Plein de qualités, mais…
Cette critique a été réalisée dans le cadre d’un service de presse fourni par les éditions Nestiveqnen et par l’auteur, que je remercie.
Les plus ancien(ne)s des aponautes s’en souviennent, je vous ai déjà parlé à plusieurs reprises d’Olivier Boile (pour sa nouvelle Le rêve du pont Milvius et son roman Nadejda, sans compter que je possède son recueil Et tu la nommeras Kiev que je dois encore lire), écrivain français de grande qualité et à mon avis très injustement méconnu. Il se trouve que le 19 février 2021, Boile a sorti un nouvel ouvrage, Mort et vie du sergent Trazom, que l’on pourrait qualifier de recueil même si à mon avis, on ferait fausse route.
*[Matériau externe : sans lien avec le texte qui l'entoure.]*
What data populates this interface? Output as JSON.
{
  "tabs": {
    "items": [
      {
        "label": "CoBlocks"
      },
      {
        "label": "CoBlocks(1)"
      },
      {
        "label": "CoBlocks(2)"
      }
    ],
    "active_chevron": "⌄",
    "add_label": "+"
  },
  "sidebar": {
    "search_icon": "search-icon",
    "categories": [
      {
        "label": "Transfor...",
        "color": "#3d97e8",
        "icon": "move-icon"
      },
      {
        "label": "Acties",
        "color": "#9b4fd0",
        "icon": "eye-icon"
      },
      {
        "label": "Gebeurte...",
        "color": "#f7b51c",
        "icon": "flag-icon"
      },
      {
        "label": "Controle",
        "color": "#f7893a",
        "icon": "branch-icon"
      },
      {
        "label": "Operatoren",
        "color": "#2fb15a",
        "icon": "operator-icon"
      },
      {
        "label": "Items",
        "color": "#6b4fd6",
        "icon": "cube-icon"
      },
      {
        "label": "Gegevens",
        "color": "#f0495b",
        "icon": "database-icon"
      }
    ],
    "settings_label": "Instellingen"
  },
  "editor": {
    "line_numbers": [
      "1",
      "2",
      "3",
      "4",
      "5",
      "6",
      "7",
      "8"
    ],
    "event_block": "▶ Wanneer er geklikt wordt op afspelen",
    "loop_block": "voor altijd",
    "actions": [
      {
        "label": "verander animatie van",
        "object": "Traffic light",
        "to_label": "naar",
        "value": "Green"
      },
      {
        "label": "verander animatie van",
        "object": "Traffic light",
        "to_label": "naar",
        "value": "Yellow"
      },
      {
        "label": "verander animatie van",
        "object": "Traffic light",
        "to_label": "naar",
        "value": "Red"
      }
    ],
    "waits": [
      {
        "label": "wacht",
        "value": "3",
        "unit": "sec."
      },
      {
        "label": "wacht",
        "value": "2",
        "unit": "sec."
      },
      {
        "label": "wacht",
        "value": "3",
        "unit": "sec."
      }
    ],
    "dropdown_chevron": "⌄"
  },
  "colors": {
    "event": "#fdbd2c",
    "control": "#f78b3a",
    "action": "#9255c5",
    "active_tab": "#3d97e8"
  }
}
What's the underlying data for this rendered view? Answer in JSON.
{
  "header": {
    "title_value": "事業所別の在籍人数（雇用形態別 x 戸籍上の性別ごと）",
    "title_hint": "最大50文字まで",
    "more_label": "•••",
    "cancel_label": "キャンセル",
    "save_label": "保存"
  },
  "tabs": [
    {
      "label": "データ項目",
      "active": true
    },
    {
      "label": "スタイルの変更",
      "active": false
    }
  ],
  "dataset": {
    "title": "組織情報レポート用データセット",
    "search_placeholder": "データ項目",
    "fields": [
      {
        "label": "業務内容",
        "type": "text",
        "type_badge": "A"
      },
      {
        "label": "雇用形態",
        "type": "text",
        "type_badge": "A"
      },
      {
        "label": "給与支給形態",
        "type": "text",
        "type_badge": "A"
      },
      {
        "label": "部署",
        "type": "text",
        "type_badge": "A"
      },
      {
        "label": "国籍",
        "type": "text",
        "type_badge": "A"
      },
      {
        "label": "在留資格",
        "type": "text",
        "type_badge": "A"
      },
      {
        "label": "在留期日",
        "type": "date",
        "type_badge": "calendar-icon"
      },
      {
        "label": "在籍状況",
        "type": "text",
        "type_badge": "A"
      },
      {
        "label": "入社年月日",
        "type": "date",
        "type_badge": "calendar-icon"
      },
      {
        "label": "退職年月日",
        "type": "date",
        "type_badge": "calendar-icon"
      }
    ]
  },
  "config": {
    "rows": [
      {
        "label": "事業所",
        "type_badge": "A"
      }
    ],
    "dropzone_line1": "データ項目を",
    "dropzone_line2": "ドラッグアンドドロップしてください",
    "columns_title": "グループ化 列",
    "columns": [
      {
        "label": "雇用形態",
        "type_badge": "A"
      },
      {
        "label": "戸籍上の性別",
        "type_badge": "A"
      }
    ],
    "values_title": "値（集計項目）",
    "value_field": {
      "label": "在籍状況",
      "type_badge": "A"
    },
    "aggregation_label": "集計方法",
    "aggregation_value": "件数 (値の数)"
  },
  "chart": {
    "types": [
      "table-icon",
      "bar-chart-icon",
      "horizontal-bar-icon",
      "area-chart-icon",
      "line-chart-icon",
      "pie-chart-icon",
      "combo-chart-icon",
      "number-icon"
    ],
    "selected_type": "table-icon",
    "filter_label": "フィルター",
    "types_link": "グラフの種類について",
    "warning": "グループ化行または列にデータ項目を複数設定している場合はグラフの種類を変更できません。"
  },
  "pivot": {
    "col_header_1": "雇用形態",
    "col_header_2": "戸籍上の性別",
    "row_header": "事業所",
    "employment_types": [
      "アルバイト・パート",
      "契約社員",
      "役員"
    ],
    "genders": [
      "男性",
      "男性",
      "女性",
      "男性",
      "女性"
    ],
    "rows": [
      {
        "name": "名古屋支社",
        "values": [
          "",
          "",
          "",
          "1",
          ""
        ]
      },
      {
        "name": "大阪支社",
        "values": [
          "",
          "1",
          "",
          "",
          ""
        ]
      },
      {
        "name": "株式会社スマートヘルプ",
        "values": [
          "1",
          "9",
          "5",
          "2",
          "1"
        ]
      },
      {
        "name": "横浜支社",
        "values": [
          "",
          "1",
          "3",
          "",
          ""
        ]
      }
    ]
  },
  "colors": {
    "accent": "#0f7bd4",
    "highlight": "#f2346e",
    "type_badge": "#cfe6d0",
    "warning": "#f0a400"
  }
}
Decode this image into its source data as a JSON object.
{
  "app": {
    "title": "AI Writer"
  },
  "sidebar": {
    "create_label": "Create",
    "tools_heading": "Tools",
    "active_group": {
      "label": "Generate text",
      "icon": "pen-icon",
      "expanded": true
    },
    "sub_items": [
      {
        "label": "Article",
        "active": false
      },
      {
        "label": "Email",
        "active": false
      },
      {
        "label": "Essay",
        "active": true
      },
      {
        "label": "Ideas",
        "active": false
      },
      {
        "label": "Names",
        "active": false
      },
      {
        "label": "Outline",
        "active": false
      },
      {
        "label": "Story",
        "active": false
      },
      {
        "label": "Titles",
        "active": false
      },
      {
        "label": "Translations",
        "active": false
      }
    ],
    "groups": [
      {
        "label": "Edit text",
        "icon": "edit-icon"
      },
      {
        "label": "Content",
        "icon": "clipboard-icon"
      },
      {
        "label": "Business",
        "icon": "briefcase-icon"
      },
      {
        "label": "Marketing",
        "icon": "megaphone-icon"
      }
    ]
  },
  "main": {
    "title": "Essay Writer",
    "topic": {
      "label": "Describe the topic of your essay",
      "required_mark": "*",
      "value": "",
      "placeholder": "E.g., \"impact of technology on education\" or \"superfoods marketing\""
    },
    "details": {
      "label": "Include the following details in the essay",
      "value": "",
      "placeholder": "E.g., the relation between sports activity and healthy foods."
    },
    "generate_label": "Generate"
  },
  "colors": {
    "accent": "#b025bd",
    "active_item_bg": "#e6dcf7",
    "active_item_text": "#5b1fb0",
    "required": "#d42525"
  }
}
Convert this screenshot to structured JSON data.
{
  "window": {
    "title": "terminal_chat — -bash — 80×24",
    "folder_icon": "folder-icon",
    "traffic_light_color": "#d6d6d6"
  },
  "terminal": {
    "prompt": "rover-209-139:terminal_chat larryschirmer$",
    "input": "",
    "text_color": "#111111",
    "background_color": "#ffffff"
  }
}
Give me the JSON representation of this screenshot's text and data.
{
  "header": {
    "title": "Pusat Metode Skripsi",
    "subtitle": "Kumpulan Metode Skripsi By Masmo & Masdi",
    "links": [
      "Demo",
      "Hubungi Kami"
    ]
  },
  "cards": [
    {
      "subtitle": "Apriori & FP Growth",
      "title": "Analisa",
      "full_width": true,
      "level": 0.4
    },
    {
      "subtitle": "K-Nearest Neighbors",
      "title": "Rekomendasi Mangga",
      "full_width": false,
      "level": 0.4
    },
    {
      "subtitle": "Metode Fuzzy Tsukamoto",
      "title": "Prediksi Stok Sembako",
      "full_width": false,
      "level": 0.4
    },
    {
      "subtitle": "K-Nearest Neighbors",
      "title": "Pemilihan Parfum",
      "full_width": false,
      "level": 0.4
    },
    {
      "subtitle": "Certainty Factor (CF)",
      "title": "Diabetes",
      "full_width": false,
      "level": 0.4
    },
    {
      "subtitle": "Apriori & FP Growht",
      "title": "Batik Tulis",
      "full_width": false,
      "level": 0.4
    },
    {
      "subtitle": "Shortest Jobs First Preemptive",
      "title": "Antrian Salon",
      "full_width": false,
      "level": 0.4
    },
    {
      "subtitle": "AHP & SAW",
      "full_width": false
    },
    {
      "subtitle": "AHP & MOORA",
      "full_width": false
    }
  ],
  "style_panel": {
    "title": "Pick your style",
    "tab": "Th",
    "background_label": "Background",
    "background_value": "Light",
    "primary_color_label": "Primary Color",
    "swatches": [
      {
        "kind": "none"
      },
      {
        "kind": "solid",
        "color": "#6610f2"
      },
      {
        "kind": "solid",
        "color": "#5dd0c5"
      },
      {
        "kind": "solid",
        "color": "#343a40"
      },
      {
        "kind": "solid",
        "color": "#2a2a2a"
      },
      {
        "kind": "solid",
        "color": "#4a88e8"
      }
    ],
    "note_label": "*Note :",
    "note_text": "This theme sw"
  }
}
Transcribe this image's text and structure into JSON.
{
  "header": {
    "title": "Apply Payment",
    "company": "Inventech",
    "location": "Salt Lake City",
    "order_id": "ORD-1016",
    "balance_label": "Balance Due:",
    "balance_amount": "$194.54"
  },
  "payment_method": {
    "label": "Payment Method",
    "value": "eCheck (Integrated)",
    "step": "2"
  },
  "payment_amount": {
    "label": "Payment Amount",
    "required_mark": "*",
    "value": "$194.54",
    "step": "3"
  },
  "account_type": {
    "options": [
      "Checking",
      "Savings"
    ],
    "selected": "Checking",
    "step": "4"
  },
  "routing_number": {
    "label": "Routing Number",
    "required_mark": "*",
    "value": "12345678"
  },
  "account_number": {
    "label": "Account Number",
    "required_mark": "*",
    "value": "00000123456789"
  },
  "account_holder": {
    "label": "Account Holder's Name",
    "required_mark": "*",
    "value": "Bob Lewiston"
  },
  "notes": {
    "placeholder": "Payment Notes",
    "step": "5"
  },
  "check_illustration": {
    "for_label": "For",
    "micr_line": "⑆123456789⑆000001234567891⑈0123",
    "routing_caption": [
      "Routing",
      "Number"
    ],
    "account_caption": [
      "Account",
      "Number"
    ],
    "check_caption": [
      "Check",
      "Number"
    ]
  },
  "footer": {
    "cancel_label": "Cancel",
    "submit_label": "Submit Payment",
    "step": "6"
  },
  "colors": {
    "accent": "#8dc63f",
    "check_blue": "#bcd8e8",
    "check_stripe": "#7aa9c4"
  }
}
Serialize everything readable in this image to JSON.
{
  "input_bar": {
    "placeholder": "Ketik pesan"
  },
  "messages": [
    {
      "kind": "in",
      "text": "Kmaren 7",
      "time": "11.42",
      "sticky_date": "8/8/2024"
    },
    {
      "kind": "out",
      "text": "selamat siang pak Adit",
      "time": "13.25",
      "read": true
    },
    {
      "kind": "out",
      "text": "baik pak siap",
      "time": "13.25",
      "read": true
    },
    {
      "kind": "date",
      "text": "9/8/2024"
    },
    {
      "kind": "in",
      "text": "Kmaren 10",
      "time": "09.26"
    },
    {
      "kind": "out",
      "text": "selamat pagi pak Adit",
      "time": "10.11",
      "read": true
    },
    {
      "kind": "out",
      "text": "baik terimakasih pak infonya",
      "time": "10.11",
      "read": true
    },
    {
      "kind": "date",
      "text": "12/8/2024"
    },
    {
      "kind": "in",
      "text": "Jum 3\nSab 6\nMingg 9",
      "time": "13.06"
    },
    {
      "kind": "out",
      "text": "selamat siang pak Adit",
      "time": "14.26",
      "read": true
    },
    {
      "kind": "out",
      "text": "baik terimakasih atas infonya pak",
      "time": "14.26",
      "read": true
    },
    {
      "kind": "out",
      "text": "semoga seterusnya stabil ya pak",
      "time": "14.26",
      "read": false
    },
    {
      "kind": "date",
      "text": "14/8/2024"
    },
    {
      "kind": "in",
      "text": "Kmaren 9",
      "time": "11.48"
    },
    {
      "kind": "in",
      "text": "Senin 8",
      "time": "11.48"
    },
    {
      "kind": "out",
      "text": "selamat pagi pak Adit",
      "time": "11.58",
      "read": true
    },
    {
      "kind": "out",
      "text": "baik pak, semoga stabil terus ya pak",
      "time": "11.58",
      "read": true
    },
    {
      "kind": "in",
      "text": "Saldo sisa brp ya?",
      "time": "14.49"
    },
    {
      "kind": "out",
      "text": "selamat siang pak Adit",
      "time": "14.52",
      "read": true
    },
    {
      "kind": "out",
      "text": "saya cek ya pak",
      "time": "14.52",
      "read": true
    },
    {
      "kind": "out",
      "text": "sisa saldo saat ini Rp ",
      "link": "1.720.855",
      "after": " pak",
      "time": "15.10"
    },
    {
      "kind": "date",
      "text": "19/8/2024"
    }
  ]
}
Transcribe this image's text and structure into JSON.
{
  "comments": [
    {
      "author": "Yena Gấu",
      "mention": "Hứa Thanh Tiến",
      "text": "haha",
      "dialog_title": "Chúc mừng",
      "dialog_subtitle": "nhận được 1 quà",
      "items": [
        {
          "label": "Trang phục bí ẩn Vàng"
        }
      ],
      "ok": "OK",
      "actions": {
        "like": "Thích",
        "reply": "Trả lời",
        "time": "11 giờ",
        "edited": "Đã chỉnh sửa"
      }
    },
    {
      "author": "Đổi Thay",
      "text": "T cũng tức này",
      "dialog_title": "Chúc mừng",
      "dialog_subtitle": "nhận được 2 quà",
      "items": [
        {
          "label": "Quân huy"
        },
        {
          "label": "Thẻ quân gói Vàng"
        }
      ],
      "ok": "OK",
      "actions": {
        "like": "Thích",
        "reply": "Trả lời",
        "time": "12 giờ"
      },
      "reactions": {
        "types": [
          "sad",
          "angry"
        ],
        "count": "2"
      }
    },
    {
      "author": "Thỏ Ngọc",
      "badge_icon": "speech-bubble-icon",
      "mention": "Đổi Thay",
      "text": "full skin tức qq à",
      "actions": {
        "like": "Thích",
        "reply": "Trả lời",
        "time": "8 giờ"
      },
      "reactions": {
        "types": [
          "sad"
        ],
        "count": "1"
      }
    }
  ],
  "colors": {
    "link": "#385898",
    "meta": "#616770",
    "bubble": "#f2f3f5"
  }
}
En effet, il réunit le roman éponyme et une courte nouvelle, Il menait le chœur des cieux, qui ne se situe pas dans le même univers, ne relève pas du même genre littéraire, n’a en commun avec le roman que le personnage de Mozart et, pour tout dire, se révèle assez anecdotique, sans être en aucune façon mauvaise. C’est juste un bonus (à mon avis dispensable) à ce qui fait le vrai intérêt du bouquin, à savoir le roman.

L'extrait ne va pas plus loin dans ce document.